京都北・上京東部・西陣医師会と懇談 11月25日 ウェブ会議 後発品供給不足問題などで意見交換  PDF

 協会は、京都北・上京東部・西陣医師会との懇談を11月25日にウェブで開催。地区から15人、協会から6人が出席した。上京東部医師会の小林雅夫会長が進行。
 冒頭、京都北医師会の余みんてつ会長が「現在、コロナが落ち着き、日常を取り戻しつつある。今後に向けて課題は山積しているが、本日の会議で有意義な議論を行いたい」とあいさつ。続けて協会の鈴木卓理事長が日頃からの協会活動への理解・支援に謝意を述べ、「第6波に向けた医療提供体制や新型コロナウイルスワクチンの3回目接種、また22年度診療報酬改定に向け、国の動向を注視するとともに、必要な要請等を行っていきたい。そのためにもぜひ意見等を寄せてほしい」とした。
 懇談では、西陣医師会から出されたテーマ①薬剤、小児用ワクチンの供給の不安定について②マイナンバーカード読取り機設置、保険証との紐付けについて―を議論。まず協会から①のジェネリック医薬品とインフルエンザワクチンを巡る現状を説明。ジェネリック医薬品、インフルエンザワクチンの安定供給を求める要請を国に行ったと述べた。②については、全国でのカードリーダー運用率が5・1%と説明。導入したとしても、患者がカードを忘れた、あるいは持っていない場合は、保険証を確認する必要があり、従来と変わらない。導入のメリットは資格確認での返戻レセプトが減ることだが、医院での保険証確認をどうするか、長期的視点で検討した方が良いとした。
 地区からは、「ジェネリック医薬品の問題では大変困惑している。安定して供給してもらえるよう重ねて国に要請してほしい」「カードリーダー導入に関してはベンダーもよくわかってない状況」「カードリーダーを見て使用できるのか患者から問い合わせを受けることがあるが、マイナンバーカードさえ持っていれば良いと勘違いしている向きがある」など、現状が報告された。協会は、ジェネリック医薬品の供給不足問題もマイナンバーカードでの資格確認についても、患者に広く周知されているとは言い難い状況と述べ、どちらもまず説明が求められるのは医療機関なので、メディア等にも現状をしっかり報道してもらえるよう求めていきたいとした。
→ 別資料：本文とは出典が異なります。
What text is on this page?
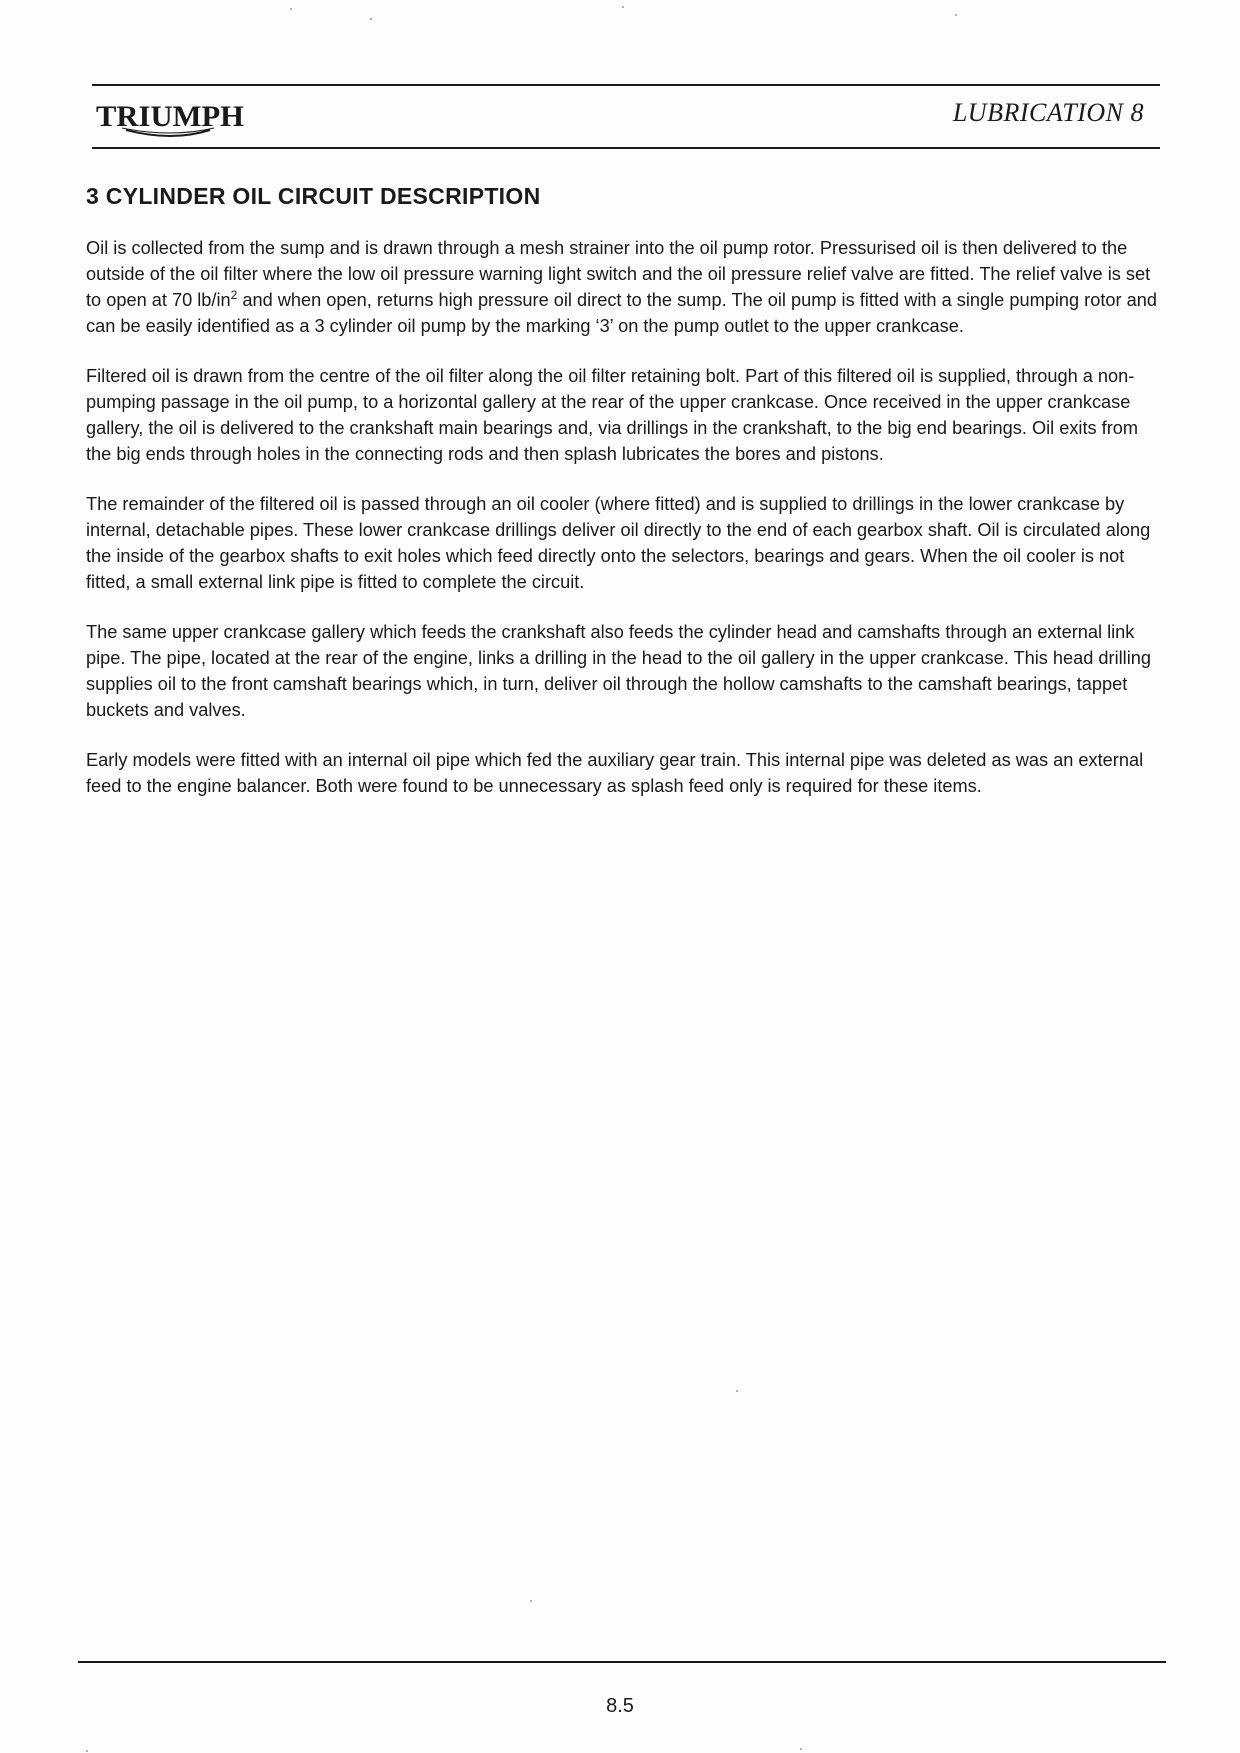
TRIUMPH	LUBRICATION 8
3 CYLINDER OIL CIRCUIT DESCRIPTION

Oil is collected from the sump and is drawn through a mesh strainer into the oil pump rotor. Pressurised oil is then delivered to the outside of the oil filter where the low oil pressure warning light switch and the oil pressure relief valve are fitted. The relief valve is set to open at 70 $lb/in^2$ and when open, returns high pressure oil direct to the sump. The oil pump is fitted with a single pumping rotor and can be easily identified as a 3 cylinder oil pump by the marking ‘3’ on the pump outlet to the upper crankcase.

Filtered oil is drawn from the centre of the oil filter along the oil filter retaining bolt. Part of this filtered oil is supplied, through a non-pumping passage in the oil pump, to a horizontal gallery at the rear of the upper crankcase. Once received in the upper crankcase gallery, the oil is delivered to the crankshaft main bearings and, via drillings in the crankshaft, to the big end bearings. Oil exits from the big ends through holes in the connecting rods and then splash lubricates the bores and pistons.

The remainder of the filtered oil is passed through an oil cooler (where fitted) and is supplied to drillings in the lower crankcase by internal, detachable pipes. These lower crankcase drillings deliver oil directly to the end of each gearbox shaft. Oil is circulated along the inside of the gearbox shafts to exit holes which feed directly onto the selectors, bearings and gears. When the oil cooler is not fitted, a small external link pipe is fitted to complete the circuit.

The same upper crankcase gallery which feeds the crankshaft also feeds the cylinder head and camshafts through an external link pipe. The pipe, located at the rear of the engine, links a drilling in the head to the oil gallery in the upper crankcase. This head drilling supplies oil to the front camshaft bearings which, in turn, deliver oil through the hollow camshafts to the camshaft bearings, tappet buckets and valves.

Early models were fitted with an internal oil pipe which fed the auxiliary gear train. This internal pipe was deleted as was an external feed to the engine balancer. Both were found to be unnecessary as splash feed only is required for these items.

8.5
 続いて、①22年度診療報酬改定―コロナでどうなる中医協での議論②新型コロナウイルスを取り巻く諸課題と今後の医療提供体制―を解説。その後、各部会からの情報提供を行った。
 閉会に際し、西陣医師会の水谷正太会長があいさつ。日常診療に役立つ詳細な情報の提供に謝意を述べ、「いつかは京都府医師会と協会がともに活動できる日がくれば良いと考えている。お互いが協力して国に要請等すれば、今以上に我々の声が届くのではないか。そうなれば良いと願っている」と締めくくった。